Chennai, (Asian independent) A minority shareholder and a retired senior manager of the Lakshmi Vilas Bank (LVB) has moved the Madras High Court to direct the Central government, the Reserve Bank of India (RBI) and the Securities and Exchange Board of India (SEBI) to suspend the board of the private bank and appoint an administrator.
R. Subramanian pleaded that this action be taken to ensure the reserved savings and investments made by investing public/stakeholders in the bank are not misutilised, and prevent misleading statements by its management.
Admitting the matter, the court has given eight weeks time for the Department of Financial Services of the Union Finance Ministry, the RBI, the SEBI and the LVB to respond.
“Strangely, the nominees of the RBI on the LVB Board have not raised any concern or red flag despite the happenings in the bank,” Subramanian, 67, told IANS.
In his petition, Subramanian, who was the General Secretary of the Lakshmi Vilas Bank Officers’ Association, and retired from the bank in 2013 as a senior manager, said that he had sent a representation to the Centre, and the RBI, “bringing to their notice the mismanagement and misleading disclosures to the general public for taking appropriate action but these have not been considered”.
In his plea, Subramanian has alleged that from 2016 onwards, the LVB, due to mismanagement and serious violations of banking regulations, fell into doldrums.
“… but however all such shortfalls have been completely concealed or misquoted by disclosing false and suited details in the documents placed in the public domain, misleading the stakeholders as well as general public to invest in the Respondent Bank (LVB),” he said in the petition.
He contended that the mismanagement has resulted in gross non-performing assets (NPA) leaping from 2.67 per cent in 2017 to 15.30 per cent in 2019 and stretching to 25.39 per cent in March 2020. “Any such increase in gross NPA could not be justified as a common occurrence in the banking industry. This evidences quick mortality of advances and the options of the bank made against the guidelines of the RBI and the SEBI,” Subramanian argued.

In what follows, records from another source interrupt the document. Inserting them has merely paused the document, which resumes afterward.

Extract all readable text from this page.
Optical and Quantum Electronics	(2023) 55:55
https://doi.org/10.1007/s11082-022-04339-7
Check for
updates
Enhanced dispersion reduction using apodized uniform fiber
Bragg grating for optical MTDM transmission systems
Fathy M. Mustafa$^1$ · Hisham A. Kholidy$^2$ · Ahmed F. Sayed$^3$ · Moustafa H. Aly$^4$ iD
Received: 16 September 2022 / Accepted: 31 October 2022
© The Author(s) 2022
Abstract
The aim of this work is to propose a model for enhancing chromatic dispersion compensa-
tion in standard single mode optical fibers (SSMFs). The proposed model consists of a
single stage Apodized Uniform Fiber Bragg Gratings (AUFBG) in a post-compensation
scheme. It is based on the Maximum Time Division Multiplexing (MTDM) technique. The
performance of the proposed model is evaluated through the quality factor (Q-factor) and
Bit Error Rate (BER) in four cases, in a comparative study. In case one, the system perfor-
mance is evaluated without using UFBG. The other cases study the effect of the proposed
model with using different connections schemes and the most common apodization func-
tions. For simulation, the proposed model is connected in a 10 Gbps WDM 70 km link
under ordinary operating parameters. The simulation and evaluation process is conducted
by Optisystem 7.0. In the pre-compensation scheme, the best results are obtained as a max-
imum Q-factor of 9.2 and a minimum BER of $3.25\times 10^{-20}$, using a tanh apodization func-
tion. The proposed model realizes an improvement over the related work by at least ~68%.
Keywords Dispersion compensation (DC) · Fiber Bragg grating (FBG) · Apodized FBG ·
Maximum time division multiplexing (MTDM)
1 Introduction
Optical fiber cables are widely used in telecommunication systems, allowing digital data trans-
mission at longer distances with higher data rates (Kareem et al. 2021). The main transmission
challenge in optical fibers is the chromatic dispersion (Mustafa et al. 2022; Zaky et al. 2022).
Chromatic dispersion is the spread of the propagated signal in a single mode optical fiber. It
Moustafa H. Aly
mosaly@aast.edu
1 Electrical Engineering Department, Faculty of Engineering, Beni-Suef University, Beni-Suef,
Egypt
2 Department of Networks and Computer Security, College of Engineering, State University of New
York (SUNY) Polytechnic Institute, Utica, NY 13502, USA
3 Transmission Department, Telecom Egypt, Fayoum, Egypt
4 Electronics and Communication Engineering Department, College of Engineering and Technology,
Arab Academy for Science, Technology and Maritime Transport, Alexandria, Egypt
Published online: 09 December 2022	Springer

“I submit that the total deposits in the respondent bank, as on March 31, 2020, are Rs 21,443 crore. But there is no safety for the deposits made by general public as per the information available in the public domain and qualified statements of the statutory auditors of the bank in the balance sheet,” he said.
He said Religare Finvest Ltd had deposited Rs 400 crore on November 11, 2016 and Rs 350 crore on January 5, 2017 with the LVB, and the bank extended loans of approximately Rs 720 crore to ARHC Holdings and its subsidiary Ranchem against the said deposits without any documents of consent of the depositor company.
He said LVB neither obtained any documents nor consent from the depositor Religare Finvest to stand as surety.
Subsequently, the LVB illegally adjusted deposit proceeds to loan accounts and the same was questioned by Religare Finvest which issued legal notice alleging the said appropriation of deposit proceeds to said loan accounts.
The bank also violated SEBI regulations by not reporting this material development to the stock exchanges, he said.
Subramanian also said LVB violated its investment policy by making an investment of about Rs 180 crore in Taalwalkar group, despite the adverse signals relating to the financial and management of the said company.
“RBI nominees came heavily on the bank about the corporate governance of the bank, directed to conduct investigation in fraud angle and suggested a forensic audit,” Subramanian said in the petition.
The petitioner also alleged that the LVB came out with a premium rights issue and raised about Rs 786 crore with misleading information and holding back information about material litigation, as to Religare Finvest’s Rs 750 crore deposit, in the letter of offer and Red Herring prospectus, as required under SEBI (LODR) Regulation number 30, “which is nothing but suppression of material facts/dispute”.